Изменить стиль страницы

— Про всё! Почему дед нас обзывает «турецким отродьем»? Расскажи.

— Ой, Олька, это он от небольшого ума! Подведёшь ты меня под монастырь, если дед узнает, что я разболталась.

— Бабушка, никому не расскажу, честное пионерское, вот тебе истинный крест.

Бабушка смеялась до слёз, наблюдая за мной, как я подняла руку и отсалютовала по-пионерски и здесь же несколько раз перекрестилась. Ладно, слушай.

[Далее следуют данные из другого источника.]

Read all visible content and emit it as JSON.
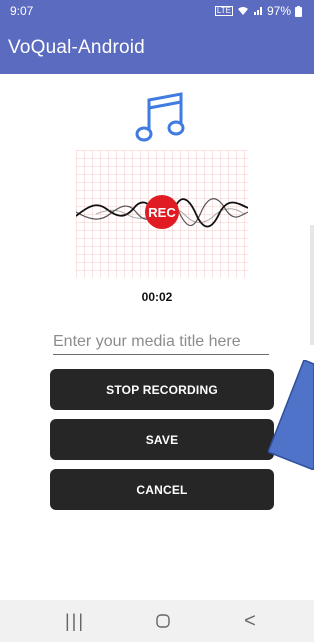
{
  "status_bar": {
    "time": "9:07",
    "battery": "97%",
    "network_icon": "volte-icon",
    "wifi_icon": "wifi-icon",
    "signal_icon": "signal-icon",
    "battery_icon": "battery-icon"
  },
  "app_bar": {
    "title": "VoQual-Android"
  },
  "recording": {
    "music_icon": "music-note-icon",
    "rec_label": "REC",
    "timer": "00:02"
  },
  "form": {
    "title_placeholder": "Enter your media title here"
  },
  "buttons": {
    "stop": "STOP RECORDING",
    "save": "SAVE",
    "cancel": "CANCEL"
  },
  "nav_bar": {
    "recents": "|||",
    "home": "home-icon",
    "back": "<"
  },
  "colors": {
    "app_bar": "#5b6bbf",
    "button": "#262626",
    "rec": "#e01b24",
    "music_icon": "#3f7be0",
    "arrow_fill": "#4f73c9"
  }
}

— Вроде это было под Измаилом, после сражения. Гнали пленных, а среди них и небольшой гарем турка, жён того паши, что победили наши. И вот казаки не то с досады по погибшим товарищам, не то победу так отмечали, турчаночек помоложе из толпы повытягивали, ну и дед наш подсуетился, подхватил на своё седло какую-то в розовых шароварчиках. Темно было, не разглядел он ее поначалу. Сбросил в свой шалаш, а сам пошёл догуливать с товарищами, победу праздновать. Утром вернулся, как проспался, смотрит в углу его шалаша сидит девочка. От страха забилась в угол, поджимая ножки и пряча в них своё личико. Что делать? Пленных уже давно угнали, как догонишь? Дите напугано, и больная она совсем была, простужена, почти раздета, ножки обгорелые. Степь горела, а эти горемыки босиком бежали по ней. Еле выходил он маленькую полоняночку. Сколько лет ей, было не понять, доктор в лазарете на глаз определил, лет двенадцать от роду.

На турчаночку она не была похожа вовсе, скорее дочка какой-то русской, попавшей в плен. Крали тогда ногайцы молодых женщин и детей, потом продавал и туркам, а те дальше. Жуть, какие были времена. Страдал тогда народ от этих иноверцев, хозяйничали они по степи, как хотели. Раньше как было: один богатеет, другой беднеет. Вот обедневшие помещики и селились на окраине. Вдоль рек возникали городки, деревеньки, разные поселения. Все у края земли русской. А как погнали турков, Екатерина прибрала к рукам всё Крымское ханство, еще другие земли-степи, и все это Новой Россией обозвали.

— Бабушка, ты лучше о турчаночке продолжай.

— То ли у деда, прадеда твоего, проснулась какая-то жалость к судьбе девочки, то ли что, но он её выходил. Куда ж деваться? Так в шалаше у него и жила. Всё его имущество было — это конь, собака и девочка, которую он называл Доця. Доця его подросла, похорошела, на неё стали заглядываться хлопцы. Дерибас, как прознал про эту историю, про турчаночку, нашел Николая Кныша, стало быть, твоего прадеда, обнял и шепнул, метнув взгляд на девушку: крестить её надо. Я тебе крёстным подойду? Но по мне бы лучше сватом! И казак сам его обнял, всё было решено, расцеловались, осушили чарки.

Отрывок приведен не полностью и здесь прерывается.